Why does this approach work, and why employ it here? The latter question is easier: GoldenEye is the first Bond film released since the Cold War. Licence to Kill, released in the summer of 1989, preceded the fall of the Berlin Wall by just a few months, and has utterly nothing to do with the Cold War at all. Now that that war is over, and James Bond, who emerged on cinema screens in the US a mere seven months after the Cuban Missile Crisis (in the UK he precedes the Crisis by eleven days), has to define himself in this new landscape. That ties back to the first question: why do these parallels work? Or, at least, why do they work for me?

Moriarty was probably the first. The foundation figure of opposite numbers. His name even doubles now as a synonym for "nemesis." Certainly Moriarty is the most successful. Tumbling over the falls with Holmes in what Doyle intended, at first, to be Sherlock's final adventure, Moriarty accomplishes what antagonists of long-running serial adventurers rarely hope to do: he gets one over on the hero. Guys like Sherlock Holmes, James Bond, or The Flash, however evenly matched they may seem to be by their adversaries, always come out on top. The same goes for Alec Trevelyan. What power he exerts on the narrative is as a representation of another path. After being presumed dead he goes on to front an illegal arms company. In order to smoke him out (not knowing, yet, that it's him) Bond visits another Russian arms dealer, one with whom he's had dealings in the past. It's not difficult to imagine Trevelyan having similar contacts. It's not difficult to imagine Bond, in a similar position, seeking out someone like Valentin Zhukovsky, and starting a little empire of his own.

There's an attraction to the bad guy version of the hero. He or she is loaded with the same signifiers, but none of the constraints. They don't have to be good. They don't have to obey the rules. That's true, though, of any bad guy, really, and certainly goes in to our current national obsession with the anti-hero. The Moriarty, though, represents a path not taken, a glass through which the hero is glimpsed darkly. In GoldenEye, absent the West's usual foil, the Bond films invent one out of the mythology of the series and the wreckage of the duel between empires that inspired it.

It's notable that this very same bag of tricks would be brought out for Skyfall, seventeen years later. Silva is very much in the Trevelyan mold, and both films wrestle with the question of James Bond's place in the world. Spectre, too, a film even more concerned with how Bond fits into the new world, reinvents the Blofeld character as stemming from the same roots as Bond, his shadowy double.

Two roads, the poet says, diverged. What if you could take them both? What if you could see that other path, complete with all its consequences, laid out and personified for you? The 1990's were an uncertain time, especially for James Bond. The West is, for a brief time, burdened with the unease of being the last man standing at the shootout. (Later on, we'll be burdened with a whole other type of unease.)
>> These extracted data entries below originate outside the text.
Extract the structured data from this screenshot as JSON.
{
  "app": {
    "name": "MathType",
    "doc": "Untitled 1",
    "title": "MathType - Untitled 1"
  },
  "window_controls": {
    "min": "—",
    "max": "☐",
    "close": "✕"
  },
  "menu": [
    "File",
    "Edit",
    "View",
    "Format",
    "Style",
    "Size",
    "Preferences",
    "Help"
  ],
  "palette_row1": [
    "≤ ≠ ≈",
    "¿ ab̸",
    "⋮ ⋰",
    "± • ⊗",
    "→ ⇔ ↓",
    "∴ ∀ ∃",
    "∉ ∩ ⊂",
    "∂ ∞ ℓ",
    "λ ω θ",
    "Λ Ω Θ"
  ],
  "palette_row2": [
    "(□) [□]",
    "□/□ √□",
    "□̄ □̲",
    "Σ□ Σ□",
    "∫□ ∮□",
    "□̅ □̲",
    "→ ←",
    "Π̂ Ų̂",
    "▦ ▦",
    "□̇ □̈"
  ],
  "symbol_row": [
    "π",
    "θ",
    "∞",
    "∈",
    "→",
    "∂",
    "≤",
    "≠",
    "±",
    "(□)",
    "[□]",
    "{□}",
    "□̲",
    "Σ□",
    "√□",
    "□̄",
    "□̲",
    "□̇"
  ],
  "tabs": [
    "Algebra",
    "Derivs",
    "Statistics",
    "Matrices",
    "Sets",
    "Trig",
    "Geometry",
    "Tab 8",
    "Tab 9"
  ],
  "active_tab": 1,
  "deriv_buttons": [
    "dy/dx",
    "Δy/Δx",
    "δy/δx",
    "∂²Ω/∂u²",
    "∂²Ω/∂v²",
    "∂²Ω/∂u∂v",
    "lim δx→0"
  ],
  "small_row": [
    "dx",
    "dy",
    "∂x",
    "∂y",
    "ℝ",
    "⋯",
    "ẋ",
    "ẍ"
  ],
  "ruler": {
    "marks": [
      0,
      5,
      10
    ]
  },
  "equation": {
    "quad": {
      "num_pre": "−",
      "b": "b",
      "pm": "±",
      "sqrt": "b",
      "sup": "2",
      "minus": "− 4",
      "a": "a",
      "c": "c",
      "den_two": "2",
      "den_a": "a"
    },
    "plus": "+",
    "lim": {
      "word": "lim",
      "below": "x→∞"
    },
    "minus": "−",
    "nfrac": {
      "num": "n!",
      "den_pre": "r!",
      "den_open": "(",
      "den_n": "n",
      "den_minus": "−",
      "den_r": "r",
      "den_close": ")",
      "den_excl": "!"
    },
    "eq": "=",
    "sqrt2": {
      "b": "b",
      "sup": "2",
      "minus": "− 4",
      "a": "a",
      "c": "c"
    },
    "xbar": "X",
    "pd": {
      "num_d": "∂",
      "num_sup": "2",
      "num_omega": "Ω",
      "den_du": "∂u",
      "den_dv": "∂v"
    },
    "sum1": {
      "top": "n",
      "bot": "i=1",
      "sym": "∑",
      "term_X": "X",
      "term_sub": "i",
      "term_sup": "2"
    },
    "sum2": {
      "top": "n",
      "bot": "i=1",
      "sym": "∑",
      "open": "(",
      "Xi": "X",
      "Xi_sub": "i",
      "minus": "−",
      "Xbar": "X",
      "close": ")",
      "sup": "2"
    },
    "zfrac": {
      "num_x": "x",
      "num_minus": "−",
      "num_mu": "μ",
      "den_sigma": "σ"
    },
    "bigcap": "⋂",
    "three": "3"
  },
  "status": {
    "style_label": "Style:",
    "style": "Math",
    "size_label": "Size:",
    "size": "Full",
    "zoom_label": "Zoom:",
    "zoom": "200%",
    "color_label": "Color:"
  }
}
There's another facet of this obsession with duels and dualism: the fact that this is Pierce Brosnan's debut. Though he is the fifth actor to play the role on the big screen officially, Brosnan has haunted the Bond films since the early 1980's. He was introduced to the producers while visiting the set of Octopussy in 1983, and his high-profile near-miss at the franchise a few years later could not have escaped moviegoers' attentions when he strode out to that first teaser.




In a sense, every James Bond is in a duel with another opposite number: himself. His other incarnations, particularly the long shadows cast by Connery and Moore. GoldenEye leans in to this by placing him square against another Double-0, literalizing the conflict within the story. By the end, of course, Bond emerges triumphant. Though we're not sure which way the ship is going, the captain sounds awfully confident about the whole thing.